DaSGD: Squeezing SGD Parallelization Performance in Distributed Training Using Delayed Averaging
This addresses the problem of inefficient resource usage and reliance on high-performance interconnects in distributed training systems for deep learning practitioners, representing an incremental improvement over existing methods.
The paper tackles the communication overhead in synchronous distributed training of deep learning models by proposing DaSGD, a new SGD algorithm that parallelizes gradient updates to hide 100% of communication overhead, achieving a linear performance scale-up with cluster size while maintaining the same convergence rate as SGD.

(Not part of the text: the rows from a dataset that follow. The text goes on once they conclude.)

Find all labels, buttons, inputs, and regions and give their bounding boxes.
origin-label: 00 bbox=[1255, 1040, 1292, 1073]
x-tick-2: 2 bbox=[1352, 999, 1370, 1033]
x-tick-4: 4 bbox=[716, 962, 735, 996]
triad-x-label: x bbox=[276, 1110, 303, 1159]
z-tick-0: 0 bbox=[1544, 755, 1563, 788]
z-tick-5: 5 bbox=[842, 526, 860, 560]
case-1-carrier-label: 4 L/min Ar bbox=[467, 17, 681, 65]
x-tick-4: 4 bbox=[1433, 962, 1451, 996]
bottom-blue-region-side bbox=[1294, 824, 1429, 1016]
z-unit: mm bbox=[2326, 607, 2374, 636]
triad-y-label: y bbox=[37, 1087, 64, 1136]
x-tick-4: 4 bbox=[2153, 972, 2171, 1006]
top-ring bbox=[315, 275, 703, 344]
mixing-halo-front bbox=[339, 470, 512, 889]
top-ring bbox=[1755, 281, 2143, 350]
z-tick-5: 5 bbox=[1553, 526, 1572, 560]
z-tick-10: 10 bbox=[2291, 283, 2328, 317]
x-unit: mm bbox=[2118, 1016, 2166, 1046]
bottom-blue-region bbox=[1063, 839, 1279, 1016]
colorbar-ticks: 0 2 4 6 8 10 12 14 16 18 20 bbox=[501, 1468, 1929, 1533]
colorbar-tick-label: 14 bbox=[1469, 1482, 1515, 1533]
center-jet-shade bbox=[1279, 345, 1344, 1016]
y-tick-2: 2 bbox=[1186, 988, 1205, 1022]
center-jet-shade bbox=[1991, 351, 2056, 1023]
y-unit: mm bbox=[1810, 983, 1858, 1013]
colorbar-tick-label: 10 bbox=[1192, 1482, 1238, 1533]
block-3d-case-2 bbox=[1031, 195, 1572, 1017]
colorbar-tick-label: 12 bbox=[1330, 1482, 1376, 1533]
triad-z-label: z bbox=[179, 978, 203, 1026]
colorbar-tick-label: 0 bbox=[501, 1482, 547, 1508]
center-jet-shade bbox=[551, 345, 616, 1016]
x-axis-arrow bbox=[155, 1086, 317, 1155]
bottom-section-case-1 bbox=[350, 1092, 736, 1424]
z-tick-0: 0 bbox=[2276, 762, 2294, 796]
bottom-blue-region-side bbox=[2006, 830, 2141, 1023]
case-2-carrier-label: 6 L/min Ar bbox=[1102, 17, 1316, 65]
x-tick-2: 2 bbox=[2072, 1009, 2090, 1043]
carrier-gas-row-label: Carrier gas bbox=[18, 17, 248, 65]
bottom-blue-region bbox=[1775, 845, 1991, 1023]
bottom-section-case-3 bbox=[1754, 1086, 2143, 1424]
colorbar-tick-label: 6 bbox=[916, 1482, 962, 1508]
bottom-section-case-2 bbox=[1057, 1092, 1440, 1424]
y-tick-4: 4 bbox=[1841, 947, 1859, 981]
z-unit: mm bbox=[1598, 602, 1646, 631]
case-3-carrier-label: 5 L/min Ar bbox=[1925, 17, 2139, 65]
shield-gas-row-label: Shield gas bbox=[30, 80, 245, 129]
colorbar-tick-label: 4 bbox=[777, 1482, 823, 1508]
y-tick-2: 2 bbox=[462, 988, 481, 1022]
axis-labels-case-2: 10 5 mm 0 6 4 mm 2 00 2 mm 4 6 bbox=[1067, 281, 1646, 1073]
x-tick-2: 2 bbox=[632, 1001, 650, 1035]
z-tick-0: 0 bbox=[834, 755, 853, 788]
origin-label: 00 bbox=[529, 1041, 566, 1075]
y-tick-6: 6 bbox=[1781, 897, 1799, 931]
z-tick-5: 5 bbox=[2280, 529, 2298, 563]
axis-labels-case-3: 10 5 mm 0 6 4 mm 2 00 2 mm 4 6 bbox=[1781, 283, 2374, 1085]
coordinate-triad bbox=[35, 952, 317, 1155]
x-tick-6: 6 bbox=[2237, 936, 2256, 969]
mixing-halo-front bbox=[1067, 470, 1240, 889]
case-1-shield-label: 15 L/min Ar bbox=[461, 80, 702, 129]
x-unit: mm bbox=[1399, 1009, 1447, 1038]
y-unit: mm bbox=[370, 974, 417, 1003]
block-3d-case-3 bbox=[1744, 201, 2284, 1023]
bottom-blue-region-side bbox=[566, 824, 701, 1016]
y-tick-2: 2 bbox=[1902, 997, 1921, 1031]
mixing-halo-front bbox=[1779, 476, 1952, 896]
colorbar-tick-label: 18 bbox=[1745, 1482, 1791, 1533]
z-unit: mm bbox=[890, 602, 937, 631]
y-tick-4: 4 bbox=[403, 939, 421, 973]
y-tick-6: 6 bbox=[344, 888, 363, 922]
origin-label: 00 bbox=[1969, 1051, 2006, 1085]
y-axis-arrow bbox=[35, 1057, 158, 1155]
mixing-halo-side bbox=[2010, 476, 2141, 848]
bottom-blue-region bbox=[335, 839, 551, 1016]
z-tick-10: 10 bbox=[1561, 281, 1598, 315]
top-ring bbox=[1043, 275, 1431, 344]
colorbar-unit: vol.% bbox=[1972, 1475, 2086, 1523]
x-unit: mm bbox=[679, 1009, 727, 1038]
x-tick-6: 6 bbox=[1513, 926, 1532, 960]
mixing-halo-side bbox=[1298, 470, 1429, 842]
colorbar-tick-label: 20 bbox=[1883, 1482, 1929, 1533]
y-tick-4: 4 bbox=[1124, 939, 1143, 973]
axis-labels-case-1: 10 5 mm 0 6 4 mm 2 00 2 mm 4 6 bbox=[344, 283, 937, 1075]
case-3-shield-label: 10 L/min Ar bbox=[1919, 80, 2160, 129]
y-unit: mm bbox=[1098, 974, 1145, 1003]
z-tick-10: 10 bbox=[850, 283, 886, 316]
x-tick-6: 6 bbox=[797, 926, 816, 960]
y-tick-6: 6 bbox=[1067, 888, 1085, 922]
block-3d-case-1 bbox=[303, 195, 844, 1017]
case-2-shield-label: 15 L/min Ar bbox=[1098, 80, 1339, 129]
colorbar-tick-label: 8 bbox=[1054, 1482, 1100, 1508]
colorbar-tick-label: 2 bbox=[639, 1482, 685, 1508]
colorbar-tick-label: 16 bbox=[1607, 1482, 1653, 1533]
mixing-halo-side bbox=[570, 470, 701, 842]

The state-of-the-art deep learning algorithms rely on distributed training systems to tackle the increasing sizes of models and training data sets. Minibatch stochastic gradient descent (SGD) algorithm requires workers to halt forward/back propagations, to wait for gradients aggregated from all workers, and to receive weight updates before the next batch of tasks. This synchronous execution model exposes the overheads of gradient/weight communication among a large number of workers in a distributed training system. We propose a new SGD algorithm, DaSGD (Local SGD with Delayed Averaging), which parallelizes SGD and forward/back propagations to hide 100% of the communication overhead. By adjusting the gradient update scheme, this algorithm uses hardware resources more efficiently and reduces the reliance on the low-latency and high-throughput inter-connects. The theoretical analysis and the experimental results show its convergence rate O(1/sqrt(K)), the same as SGD. The performance evaluation demonstrates it enables a linear performance scale-up with the cluster size.